Starbucks plans to distribute another 50 million trees, this time to farms in Ethiopia, Tanzania and Colombia. It did not disclose a timeline for meeting that mark.
Trouble Brewing

Uncertain future supply
More than half of the land used to cultivate the Arabica beans featured on Starbucks menus could become unusable by 2050 as soil degrades, temperatures rise and water supplies dry up in the prime growing regions of South America, Africa and Indonesia, according to projections by the Intergovernmental Panel on Climate Change.
“Farmers have felt the impact of climate change for some time,” said Raina Lang, senior director of sustainable coffee at Conservation International, which has collaborated with Starbucks on its strategy for 25 years.
Starbucks buys an estimated 5 million bags of Arabica green coffee beans annually from more than 400,000 farms — about 3 percent of global production. Many coffee belt countries on its list are particularly vulnerable to the changing climate, notably Brazil, Colombia, Costa Rica, Ethiopia, Honduras, Indonesia, Nicaragua and Vietnam.

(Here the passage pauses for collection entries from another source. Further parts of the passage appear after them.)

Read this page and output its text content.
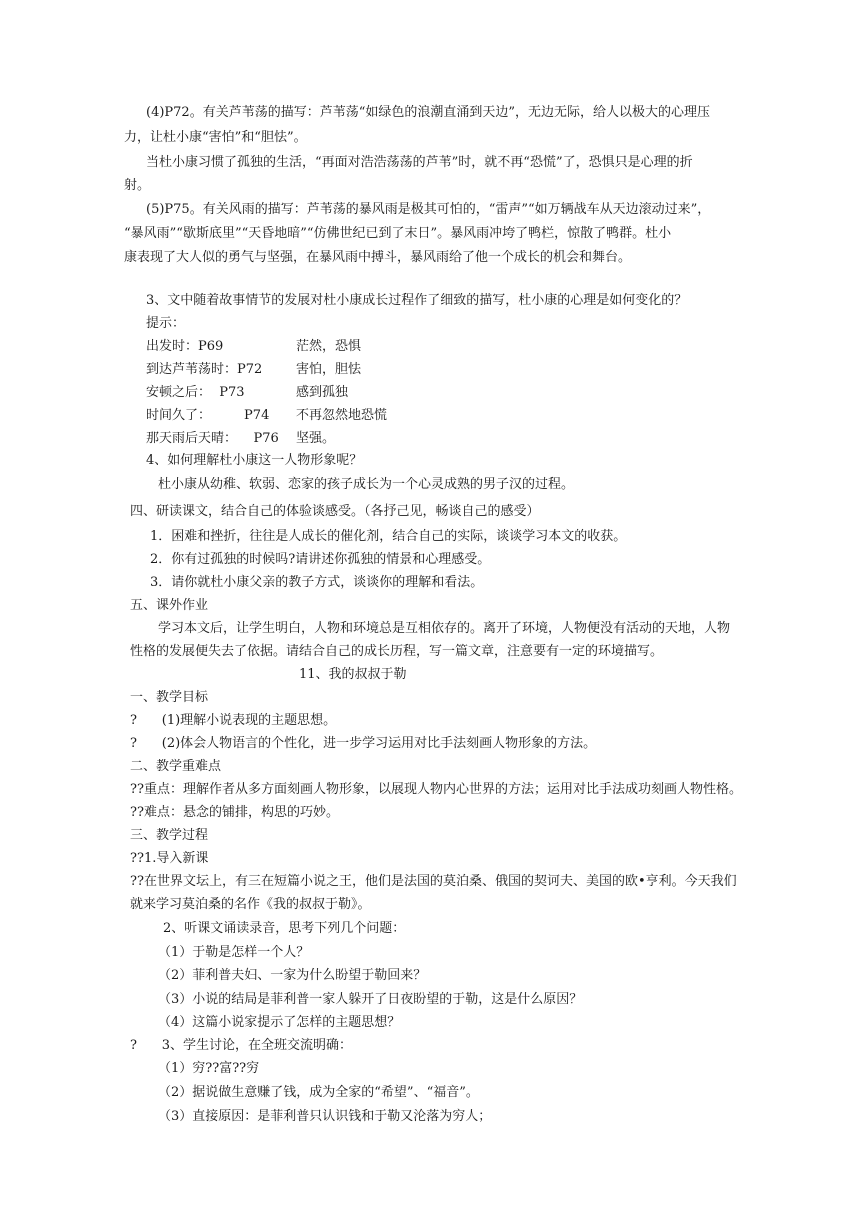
(4)P72。有关芦苇荡的描写：芦苇荡“如绿色的浪潮直涌到天边”，无边无际，给人以极大的心理压
力，让杜小康“害怕”和“胆怯”。
当杜小康习惯了孤独的生活，“再面对浩浩荡荡的芦苇”时，就不再“恐慌”了，恐惧只是心理的折
射。
(5)P75。有关风雨的描写：芦苇荡的暴风雨是极其可怕的，“雷声”“如万辆战车从天边滚动过来”，
“暴风雨”“歇斯底里”“天昏地暗”“仿佛世纪已到了末日”。暴风雨冲垮了鸭栏，惊散了鸭群。杜小
康表现了大人似的勇气与坚强，在暴风雨中搏斗，暴风雨给了他一个成长的机会和舞台。
3、文中随着故事情节的发展对杜小康成长过程作了细致的描写，杜小康的心理是如何变化的？
提示：
出发时：P69	茫然，恐惧
到达芦苇荡时：P72	害怕，胆怯
安顿之后：  P73	感到孤独
时间久了：        P74 不再忽然地恐慌
那天雨后天晴：    P76 坚强。
4、如何理解杜小康这一人物形象呢？
杜小康从幼稚、软弱、恋家的孩子成长为一个心灵成熟的男子汉的过程。
四、研读课文，结合自己的体验谈感受。（各抒己见，畅谈自己的感受）
1．困难和挫折，往往是人成长的催化剂，结合自己的实际，谈谈学习本文的收获。
2．你有过孤独的时候吗?请讲述你孤独的情景和心理感受。
3．请你就杜小康父亲的教子方式，谈谈你的理解和看法。
五、课外作业
学习本文后，让学生明白，人物和环境总是互相依存的。离开了环境，人物便没有活动的天地，人物
性格的发展便失去了依据。请结合自己的成长历程，写一篇文章，注意要有一定的环境描写。
11、我的叔叔于勒
一、教学目标
?      (1)理解小说表现的主题思想。
?      (2)体会人物语言的个性化，进一步学习运用对比手法刻画人物形象的方法。
二、教学重难点
??重点：理解作者从多方面刻画人物形象，以展现人物内心世界的方法；运用对比手法成功刻画人物性格。
??难点：悬念的铺排，构思的巧妙。
三、教学过程
??1.导入新课
??在世界文坛上，有三在短篇小说之王，他们是法国的莫泊桑、俄国的契诃夫、美国的欧•亨利。今天我们
就来学习莫泊桑的名作《我的叔叔于勒》。
2、听课文诵读录音，思考下列几个问题：
（1）于勒是怎样一个人？
（2）菲利普夫妇、一家为什么盼望于勒回来？
（3）小说的结局是菲利普一家人躲开了日夜盼望的于勒，这是什么原因？
（4）这篇小说家提示了怎样的主题思想？
?      3、学生讨论，在全班交流明确：
（1）穷??富??穷
（2）据说做生意赚了钱，成为全家的“希望”、“福音”。
（3）直接原因：是菲利普只认识钱和于勒又沦落为穷人；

Arabica trees typically grow in cool mountain climates, 2,000 to 6,500 feet above sea level. Up to 2,500 liters of water are needed to produce one kilogram of green coffee beans. Harvesting accounts for an appreciable portion of that.
With temperatures rising, coffee farmers are being forced to shift production to higher elevations. That, in turn, comes with its own consequences, such as deforestation. Meanwhile, not making the move increases the risk of infestation from pests such as coffee borer beetles, which spread more quickly in warmer climates.
Increasingly unpredictable weather patterns are being priced into commodities markets. Average coffee prices rose sharply in 2025 to more than $8.30 per kilogram, compared with $2.88 in 2019. One major factor: droughts and erratic rainfall in Brazil and Vietnam.
Emissions reductions and resilience
Coffee cultivation accounted for 12 percent of Starbucks’ carbon footprint in 2024, the last year for which data is available. That makes it a focus of the company’s goal to cut greenhouse gas emissions, water consumption and waste in half by 2030. Those efforts to cut emissions can positively impact the long-term resilience of the world’s coffee crop, agricultural experts said.
Starbucks has invested millions of dollars to educate farmers about regenerative agricultural practices such as planting other crops alongside their trees, reducing fertilizer use and disposing of waste generated through pruning and harvesting by turning it into biochar that can improve soil health and promote water retention.
Those techniques are supported by an updated version of the Coffee and Farmer Equity (CAFE) Practices standard that Starbucks has used to verify suppliers since 2004. The company pays a premium above market price for CAFE-certified beans, giving farms a financial incentive to participate in the program.